Perto dos fãs, pés assentes na terra
Neste e noutros assuntos, Soraia Ramos faz questão de prestar atenção aos seus fãs. Todos os dias, a várias horas, dirige-se a eles nas stories do Instagram. Confessa que passa muito tempo nas redes sociais, e que tem uma rotina “muito corrida”, mas é importante “dizer-lhes bom dia”, partilhar coisas do seu quotidiano, mostrar-lhes que “também limpa a casa”. Afinal, não estaria onde está hoje sem eles.
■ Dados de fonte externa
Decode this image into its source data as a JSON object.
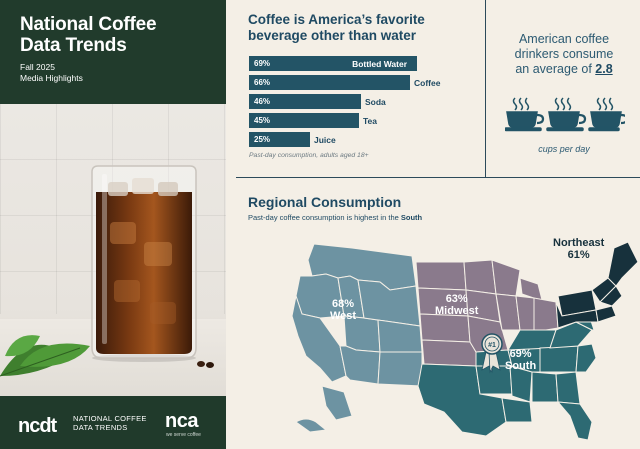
{
  "header": {
    "title_line1": "National Coffee",
    "title_line2": "Data Trends",
    "subtitle_line1": "Fall 2025",
    "subtitle_line2": "Media Highlights"
  },
  "footer": {
    "logo_mark": "ncdt",
    "logo_text_line1": "NATIONAL COFFEE",
    "logo_text_line2": "DATA TRENDS",
    "nca_mark": "nca",
    "nca_tagline": "we serve coffee"
  },
  "favorite": {
    "title_line1": "Coffee is America’s favorite",
    "title_line2": "beverage other than water",
    "note": "Past-day consumption, adults aged 18+",
    "bars": [
      {
        "label": "Bottled Water",
        "pct": "69%",
        "value": 69
      },
      {
        "label": "Coffee",
        "pct": "66%",
        "value": 66
      },
      {
        "label": "Soda",
        "pct": "46%",
        "value": 46
      },
      {
        "label": "Tea",
        "pct": "45%",
        "value": 45
      },
      {
        "label": "Juice",
        "pct": "25%",
        "value": 25
      }
    ]
  },
  "cups": {
    "line1": "American coffee",
    "line2": "drinkers consume",
    "line3_prefix": "an average of ",
    "value": "2.8",
    "note": "cups per day"
  },
  "regional": {
    "title": "Regional Consumption",
    "subtitle_prefix": "Past-day coffee consumption is highest in the ",
    "subtitle_highlight": "South",
    "badge": "#1",
    "regions": [
      {
        "name": "West",
        "pct": "68%"
      },
      {
        "name": "Midwest",
        "pct": "63%"
      },
      {
        "name": "South",
        "pct": "69%"
      },
      {
        "name": "Northeast",
        "pct": "61%"
      }
    ]
  },
  "colors": {
    "dark_green": "#213b2c",
    "navy_teal": "#235466",
    "west": "#6d93a2",
    "midwest": "#8a7a8c",
    "south": "#2d6a73",
    "northeast": "#17313c"
  }
}
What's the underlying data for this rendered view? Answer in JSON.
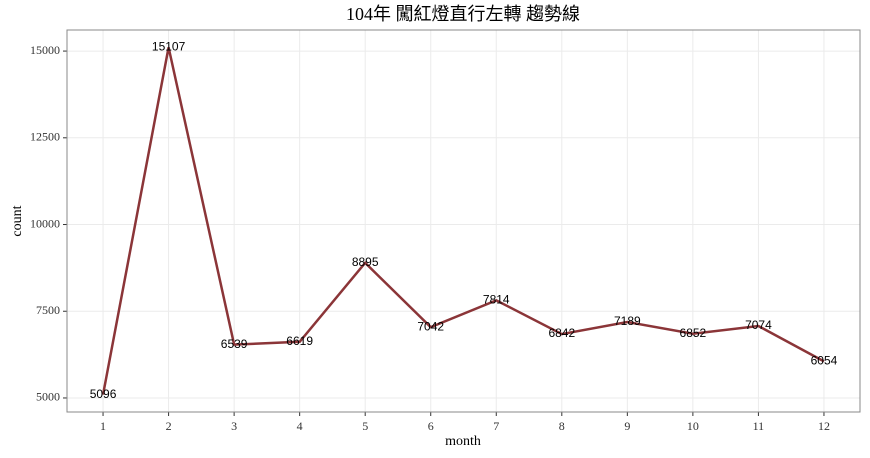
{
  "chart_data": {
    "type": "line",
    "title": "104年 闖紅燈直行左轉 趨勢線",
    "x_label": "month",
    "y_label": "count",
    "x": [
      1,
      2,
      3,
      4,
      5,
      6,
      7,
      8,
      9,
      10,
      11,
      12
    ],
    "values": [
      5096,
      15107,
      6539,
      6619,
      8895,
      7042,
      7814,
      6842,
      7189,
      6852,
      7074,
      6054
    ],
    "color": "#8b3538",
    "xlim": [
      0.45,
      12.55
    ],
    "xticks": [
      1,
      2,
      3,
      4,
      5,
      6,
      7,
      8,
      9,
      10,
      11,
      12
    ],
    "ylim": [
      4595.5,
      15607.5
    ],
    "yticks": [
      5000,
      7500,
      10000,
      12500,
      15000
    ],
    "grid": true
  }
}
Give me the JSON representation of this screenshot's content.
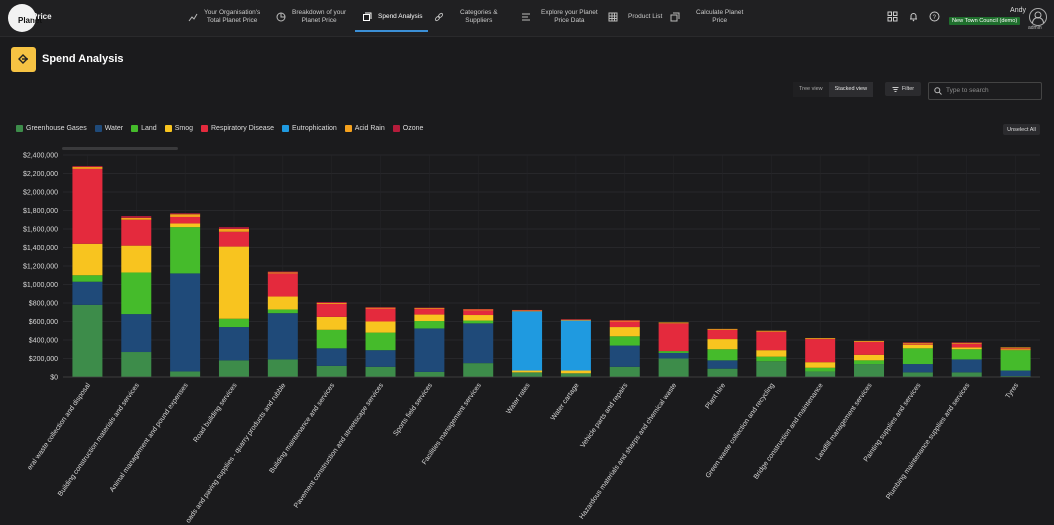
{
  "header": {
    "logo_text": "Planet",
    "logo_text2": "Price",
    "nav": [
      {
        "label_1": "Your Organisation's",
        "label_2": "Total Planet Price",
        "icon": "line-chart-icon"
      },
      {
        "label_1": "Breakdown of your",
        "label_2": "Planet Price",
        "icon": "pie-chart-icon"
      },
      {
        "label_1": "Spend Analysis",
        "label_2": "",
        "icon": "spend-icon"
      },
      {
        "label_1": "Categories &",
        "label_2": "Suppliers",
        "icon": "link-icon"
      },
      {
        "label_1": "Explore your Planet",
        "label_2": "Price Data",
        "icon": "data-icon"
      },
      {
        "label_1": "Product List",
        "label_2": "",
        "icon": "grid-icon"
      },
      {
        "label_1": "Calculate Planet",
        "label_2": "Price",
        "icon": "copy-icon"
      }
    ],
    "user_name": "Andy",
    "council_badge": "New Town Council (demo)",
    "user_role": "admin"
  },
  "page": {
    "title": "Spend Analysis",
    "view_options": [
      "Tree view",
      "Stacked view"
    ],
    "selected_view": "Stacked view",
    "filter_label": "Filter",
    "search_placeholder": "Type to search",
    "unselect_label": "Unselect All"
  },
  "colors": {
    "Greenhouse Gases": "#3d8c4a",
    "Water": "#1f4a79",
    "Land": "#45bb2b",
    "Smog": "#f8c41f",
    "Respiratory Disease": "#e42a3d",
    "Eutrophication": "#1f9ae0",
    "Acid Rain": "#f5a11d",
    "Ozone": "#b51c3b"
  },
  "chart_data": {
    "type": "bar",
    "stacked": true,
    "ylim": [
      0,
      2400000
    ],
    "yticks": [
      "$0",
      "$200,000",
      "$400,000",
      "$600,000",
      "$800,000",
      "$1,000,000",
      "$1,200,000",
      "$1,400,000",
      "$1,600,000",
      "$1,800,000",
      "$2,000,000",
      "$2,200,000",
      "$2,400,000"
    ],
    "categories": [
      "eral waste collection and disposal",
      "Building construction materials and services",
      "Animal management and pound expenses",
      "Road building services",
      "oads and paving supplies - quarry products and rubble",
      "Building maintenance and services",
      "Pavement construction and streetscape services",
      "Sports field services",
      "Facilities management services",
      "Water rates",
      "Water cartage",
      "Vehicle parts and repairs",
      "Hazardous materials and sharps and chemical waste",
      "Plant hire",
      "Green waste collection and recycling",
      "Bridge construction and maintenance",
      "Landfill management services",
      "Painting supplies and services",
      "Plumbing maintenance supplies and services",
      "Tyres"
    ],
    "series": [
      {
        "name": "Greenhouse Gases",
        "values": [
          780000,
          270000,
          60000,
          180000,
          190000,
          120000,
          110000,
          55000,
          150000,
          50000,
          40000,
          110000,
          200000,
          90000,
          170000,
          60000,
          140000,
          50000,
          50000,
          10000
        ]
      },
      {
        "name": "Water",
        "values": [
          250000,
          410000,
          1060000,
          360000,
          500000,
          190000,
          180000,
          470000,
          430000,
          0,
          0,
          230000,
          60000,
          90000,
          0,
          0,
          0,
          90000,
          140000,
          60000
        ]
      },
      {
        "name": "Land",
        "values": [
          70000,
          450000,
          500000,
          90000,
          40000,
          200000,
          190000,
          80000,
          30000,
          0,
          0,
          100000,
          20000,
          120000,
          50000,
          40000,
          40000,
          170000,
          110000,
          220000
        ]
      },
      {
        "name": "Smog",
        "values": [
          340000,
          290000,
          40000,
          780000,
          140000,
          140000,
          120000,
          70000,
          60000,
          20000,
          30000,
          100000,
          0,
          110000,
          70000,
          60000,
          60000,
          40000,
          20000,
          10000
        ]
      },
      {
        "name": "Respiratory Disease",
        "values": [
          810000,
          280000,
          70000,
          160000,
          250000,
          140000,
          140000,
          60000,
          50000,
          0,
          0,
          60000,
          300000,
          100000,
          200000,
          250000,
          140000,
          10000,
          40000,
          10000
        ]
      },
      {
        "name": "Eutrophication",
        "values": [
          0,
          0,
          0,
          0,
          0,
          0,
          0,
          0,
          0,
          640000,
          540000,
          0,
          0,
          0,
          0,
          0,
          0,
          0,
          0,
          0
        ]
      },
      {
        "name": "Acid Rain",
        "values": [
          20000,
          20000,
          30000,
          30000,
          10000,
          10000,
          10000,
          10000,
          10000,
          10000,
          10000,
          10000,
          10000,
          10000,
          10000,
          10000,
          10000,
          10000,
          10000,
          10000
        ]
      },
      {
        "name": "Ozone",
        "values": [
          10000,
          20000,
          10000,
          20000,
          10000,
          10000,
          5000,
          5000,
          5000,
          5000,
          5000,
          5000,
          0,
          0,
          0,
          0,
          0,
          5000,
          5000,
          0
        ]
      }
    ],
    "legend_position": "top-left",
    "grid": true
  }
}
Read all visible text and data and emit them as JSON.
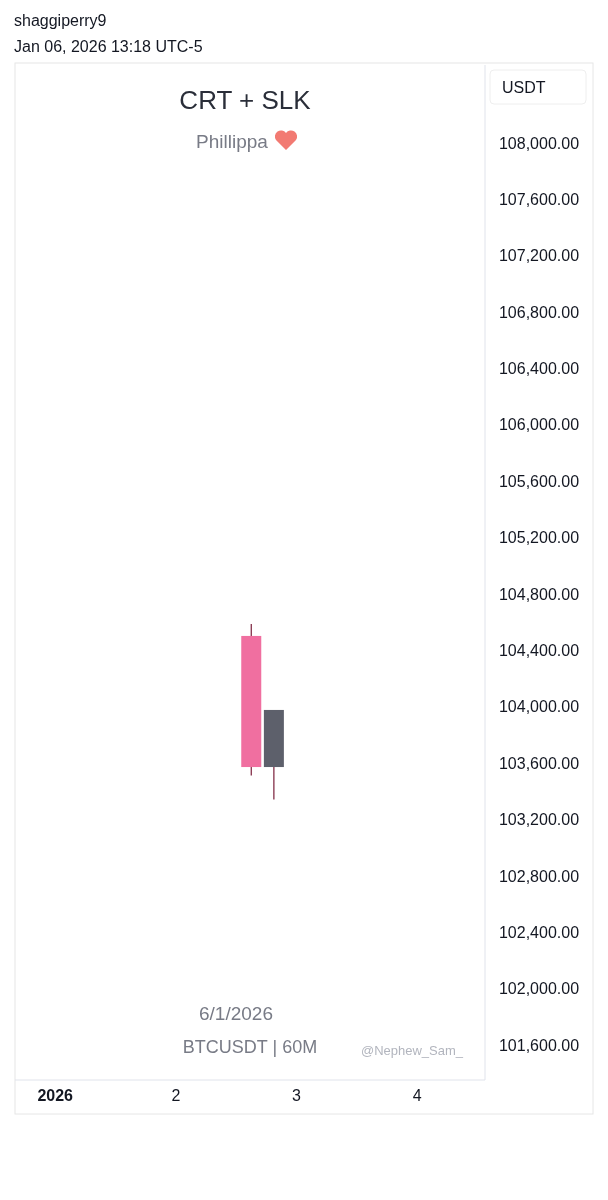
{
  "chart_data": {
    "type": "candlestick",
    "title": "CRT + SLK",
    "subtitle": "Phillippa",
    "ylabel": "USDT",
    "annotations": [
      "shaggiperry9",
      "Jan 06, 2026 13:18 UTC-5",
      "6/1/2026",
      "BTCUSDT | 60M",
      "@Nephew_Sam_"
    ],
    "x": [
      "2026-01-02T15:00",
      "2026-01-02T19:30"
    ],
    "ohlc": [
      [
        104500,
        104585,
        103510,
        103570
      ],
      [
        103570,
        103975,
        103340,
        103975
      ]
    ],
    "colors": [
      "#f06fa0",
      "#5d606b"
    ],
    "xlim": [
      "2025-12-31T16:00",
      "2026-01-04T13:30"
    ],
    "xticks": [
      {
        "value": "2026-01-01",
        "label": "2026"
      },
      {
        "value": "2026-01-02",
        "label": "2"
      },
      {
        "value": "2026-01-03",
        "label": "3"
      },
      {
        "value": "2026-01-04",
        "label": "4"
      }
    ],
    "ylim": [
      101350,
      108550
    ],
    "yticks": [
      {
        "value": 108000,
        "label": "108,000.00"
      },
      {
        "value": 107600,
        "label": "107,600.00"
      },
      {
        "value": 107200,
        "label": "107,200.00"
      },
      {
        "value": 106800,
        "label": "106,800.00"
      },
      {
        "value": 106400,
        "label": "106,400.00"
      },
      {
        "value": 106000,
        "label": "106,000.00"
      },
      {
        "value": 105600,
        "label": "105,600.00"
      },
      {
        "value": 105200,
        "label": "105,200.00"
      },
      {
        "value": 104800,
        "label": "104,800.00"
      },
      {
        "value": 104400,
        "label": "104,400.00"
      },
      {
        "value": 104000,
        "label": "104,000.00"
      },
      {
        "value": 103600,
        "label": "103,600.00"
      },
      {
        "value": 103200,
        "label": "103,200.00"
      },
      {
        "value": 102800,
        "label": "102,800.00"
      },
      {
        "value": 102400,
        "label": "102,400.00"
      },
      {
        "value": 102000,
        "label": "102,000.00"
      },
      {
        "value": 101600,
        "label": "101,600.00"
      }
    ]
  }
}
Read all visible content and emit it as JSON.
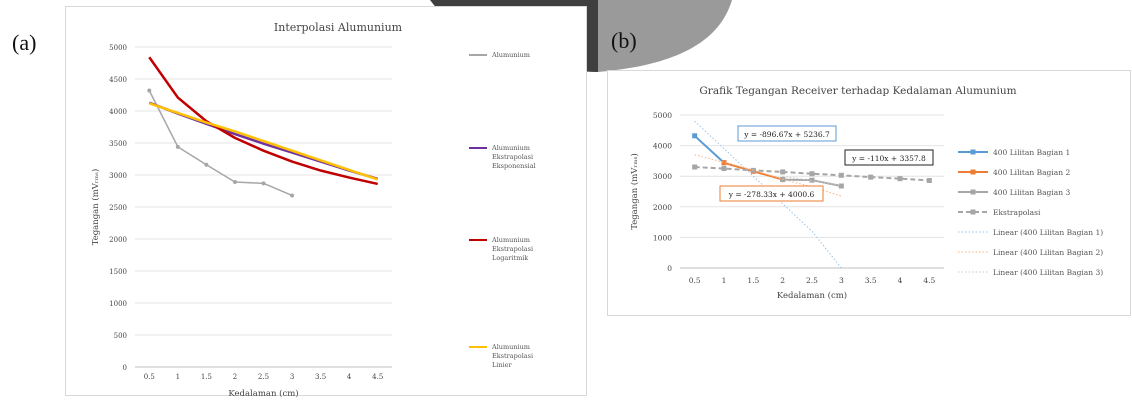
{
  "panels": {
    "a_label": "(a)",
    "b_label": "(b)"
  },
  "colors": {
    "gray": "#a6a6a6",
    "purple": "#7030a0",
    "red": "#c00000",
    "yellow": "#ffc000",
    "blue": "#5b9bd5",
    "orange": "#ed7d31",
    "dark_gray": "#7f7f7f"
  },
  "chart_data": [
    {
      "type": "line",
      "title": "Interpolasi Alumunium",
      "xlabel": "Kedalaman (cm)",
      "ylabel": "Tegangan (mVᵣₘₛ)",
      "categories": [
        "0.5",
        "1",
        "1.5",
        "2",
        "2.5",
        "3",
        "3.5",
        "4",
        "4.5"
      ],
      "ylim": [
        0,
        5000
      ],
      "yticks": [
        0,
        500,
        1000,
        1500,
        2000,
        2500,
        3000,
        3500,
        4000,
        4500,
        5000
      ],
      "grid": true,
      "legend_position": "right",
      "series": [
        {
          "name": "Alumunium",
          "color": "#a6a6a6",
          "marker": true,
          "values": [
            4320,
            3440,
            3160,
            2890,
            2870,
            2680,
            null,
            null,
            null
          ]
        },
        {
          "name": "Alumunium Ekstrapolasi Eksponensial",
          "color": "#7030a0",
          "marker": false,
          "values": [
            4130,
            3960,
            3800,
            3640,
            3490,
            3350,
            3210,
            3070,
            2940
          ]
        },
        {
          "name": "Alumunium Ekstrapolasi Logaritmik",
          "color": "#c00000",
          "marker": false,
          "values": [
            4840,
            4210,
            3840,
            3580,
            3380,
            3210,
            3070,
            2960,
            2860
          ]
        },
        {
          "name": "Alumunium Ekstrapolasi Linier",
          "color": "#ffc000",
          "marker": false,
          "values": [
            4120,
            3970,
            3820,
            3680,
            3530,
            3380,
            3230,
            3080,
            2930
          ]
        }
      ]
    },
    {
      "type": "line",
      "title": "Grafik Tegangan Receiver terhadap Kedalaman Alumunium",
      "xlabel": "Kedalaman (cm)",
      "ylabel": "Tegangan (mVᵣₘₛ)",
      "categories": [
        "0.5",
        "1",
        "1.5",
        "2",
        "2.5",
        "3",
        "3.5",
        "4",
        "4.5"
      ],
      "ylim": [
        0,
        5000
      ],
      "yticks": [
        0,
        1000,
        2000,
        3000,
        4000,
        5000
      ],
      "grid": true,
      "legend_position": "right",
      "series": [
        {
          "name": "400 Lilitan Bagian 1",
          "color": "#5b9bd5",
          "style": "solid-marker",
          "values": [
            4320,
            3440,
            null,
            null,
            null,
            null,
            null,
            null,
            null
          ]
        },
        {
          "name": "400 Lilitan Bagian 2",
          "color": "#ed7d31",
          "style": "solid-marker",
          "values": [
            null,
            3440,
            3160,
            2890,
            null,
            null,
            null,
            null,
            null
          ]
        },
        {
          "name": "400 Lilitan Bagian 3",
          "color": "#a6a6a6",
          "style": "solid-marker",
          "values": [
            null,
            null,
            null,
            2890,
            2870,
            2680,
            null,
            null,
            null
          ]
        },
        {
          "name": "Ekstrapolasi",
          "color": "#a6a6a6",
          "style": "dash-marker",
          "values": [
            3300,
            3250,
            3190,
            3140,
            3080,
            3030,
            2970,
            2920,
            2860
          ]
        },
        {
          "name": "Linear (400 Lilitan Bagian 1)",
          "color": "#9dc3e6",
          "style": "dotted",
          "values": [
            4800,
            3900,
            3000,
            2100,
            1200,
            0,
            null,
            null,
            null
          ]
        },
        {
          "name": "Linear (400 Lilitan Bagian 2)",
          "color": "#f4b183",
          "style": "dotted",
          "values": [
            3700,
            3450,
            3200,
            2900,
            2650,
            2350,
            null,
            null,
            null
          ]
        },
        {
          "name": "Linear (400 Lilitan Bagian 3)",
          "color": "#c9c9c9",
          "style": "dotted",
          "values": [
            null,
            null,
            null,
            3000,
            2850,
            2700,
            null,
            null,
            null
          ]
        }
      ],
      "annotations": [
        {
          "text": "y = -896.67x + 5236.7",
          "color": "#5b9bd5"
        },
        {
          "text": "y = -110x + 3357.8",
          "color": "#222222"
        },
        {
          "text": "y = -278.33x + 4000.6",
          "color": "#ed7d31"
        }
      ]
    }
  ]
}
“Se eu vou fazer um Coliseu, que é um sítio que marca a carreira de qualquer artista em Portugal e que me vai ajudar a crescer cá, é graças aos meus fãs. São eles que partilham a minha música pelo mundo, são eles que juntam dinheiro durante meses para poder ir a um concerto meu.” Além de Cabo Verde, Moçambique é outro lugar especial. “Muita gente lá faz questão de aprender crioulo cabo-verdiano para cantar as minhas músicas. Levam-me presentes, tecidos africanos, quadros com a minha cara. Vivem com pouco, mas o pouco que têm eles dão.”
Depois do Coliseu dos Recreios, Soraia já tem outro desejo: actuar na Altice Arena. Mas sem pressas. Tudo a seu tempo, sempre com optimismo, sempre com energia para dar e vender. “Nunca fui pessoa de desistir, mesmo quando iniciei o meu percurso e havia dificuldades”, sublinha. “Acho que essa garra vem da minha avó. Ela encontrava forças não sei onde para batalhar contra o mundo, para dar comida aos seis filhos e a mim, que era a sétima. Se cais no chão, cais. Mas depois levantas-te, segues o teu caminho, não paras.”
E Soraia Ramos não pára. A hora é dela, e o toque final do recreio, esperemos, acreditemos, ainda está longe. “Música carrego desde o berço / Ninguém conhece o struggle do começo / Mas eu conheço, e viver disso não tem preço / Vou continuar aqui porque eu mereço”, canta ela, fogo e afago, na música de introdução de Cocktail. Palavra de Soraia, palavra aguerrida, palavra para desbravar caminho.